Anthony Rendon grew up an Astros fan in Houston, rooting every fifth game for Roy Oswalt in his prime. Last night, Rendon stepped into the batter’s box and stared out at Oswalt, like one of his baseball cards had come to life. In three at-bats against Oswalt, Rendon smacked two hits.

His hits off a childhood favorite underscored Rendon’s age and how he has helped lift a sagging offense. Since Rendon was recalled June 4 and replaced Danny Espinosa at second base, the 22-year-old rookie has been the Nationals’ best hitter, putting up a .365/.400/.538 line in 13 games.

He has the kind of bat that makes teams willing to wedge him into an unfamiliar position, which is exactly what the Nationals have done. Rendon is still gaining comfort at second base. Rendon appeared in eight games at second before the Nationals called up him to make him their everyday second baseman. He last played the position regularly in Little League.

“It’s the same stuff,” Rendon said. “It’s still baseball. The bases just got bigger.”

“I’m kind of re-learning the position,” Rendon added. “I guess you could say that. I’ve played it before, and I’m kind of going back to it.”

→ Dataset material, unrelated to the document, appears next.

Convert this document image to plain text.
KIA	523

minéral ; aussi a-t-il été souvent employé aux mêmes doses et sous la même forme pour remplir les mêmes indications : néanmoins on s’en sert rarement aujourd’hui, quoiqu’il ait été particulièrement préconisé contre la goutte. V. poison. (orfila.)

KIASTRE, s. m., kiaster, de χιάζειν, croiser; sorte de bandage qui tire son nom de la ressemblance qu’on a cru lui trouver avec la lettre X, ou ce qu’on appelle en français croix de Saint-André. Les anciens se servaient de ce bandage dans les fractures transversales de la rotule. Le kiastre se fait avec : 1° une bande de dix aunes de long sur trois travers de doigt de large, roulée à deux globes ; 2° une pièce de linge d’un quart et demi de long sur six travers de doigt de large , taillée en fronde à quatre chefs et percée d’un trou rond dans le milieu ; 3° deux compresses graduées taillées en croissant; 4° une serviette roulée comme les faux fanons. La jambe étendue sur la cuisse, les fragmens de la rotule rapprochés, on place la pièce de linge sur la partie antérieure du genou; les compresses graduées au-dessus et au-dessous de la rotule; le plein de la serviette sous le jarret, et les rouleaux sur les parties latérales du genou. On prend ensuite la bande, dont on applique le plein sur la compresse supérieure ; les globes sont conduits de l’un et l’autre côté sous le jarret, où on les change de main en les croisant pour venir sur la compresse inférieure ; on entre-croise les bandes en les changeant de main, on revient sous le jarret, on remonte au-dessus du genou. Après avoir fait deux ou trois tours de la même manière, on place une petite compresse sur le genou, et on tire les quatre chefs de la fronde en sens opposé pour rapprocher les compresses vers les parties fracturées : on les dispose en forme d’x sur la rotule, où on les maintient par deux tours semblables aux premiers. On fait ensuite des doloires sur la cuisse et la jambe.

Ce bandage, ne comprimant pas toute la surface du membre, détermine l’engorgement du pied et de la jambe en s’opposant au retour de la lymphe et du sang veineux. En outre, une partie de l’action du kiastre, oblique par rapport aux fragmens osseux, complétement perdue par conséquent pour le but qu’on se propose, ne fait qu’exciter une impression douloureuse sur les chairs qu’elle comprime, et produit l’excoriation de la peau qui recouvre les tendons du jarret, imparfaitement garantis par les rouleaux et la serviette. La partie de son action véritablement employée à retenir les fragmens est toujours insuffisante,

Rendon has showed impressive instincts with his footwork around the bases and in other, subtle plays. In Philadelphia, Ben Revere hit a moderately slow grounder to the right side. Rendon charged and flicked the ball with his glove to Adam LaRoche, a difficult play he made look easy.

“He’s had only two double plays to turn, but I’ve liked the work on both of them,” Manager Davey Johnson said. “His transition has been great.”

In other areas, though, Rendon’s learning curve has surfaced. He has made three errors in 13 games at second, one of which came on a fluke – he dropped a pop-up he lost in the sun. Last night, Johnson lightly scolded him for his latest error. In the eighth inning, with a five-run lead, Rendon fielded a grounder and threw to second, trying for the lead runner, and the ball scooted under Ian Desmond’s glove.

“It was probably the smartest play just to get the out,” Rendon said. “I was told growing, never be scared to make a play. I wanted to get the double play obviously. I guess in that time, you just get the out. It wasn’t a big deal.”

Rendon’s natural ability have convinced the Nationals any most outside observers he’ll make a smooth transition to second base for as long as he needs to play there. “I know he will be fine at second,” one NL scout said. The biggest adjustment for now, Johnson said, may be positioning.

“Fielding the ball is fielding the ball,” Rendon said. “It’s trying to be where you’re supposed to be at the right time and instead of just thinking about it, have it be instinct.”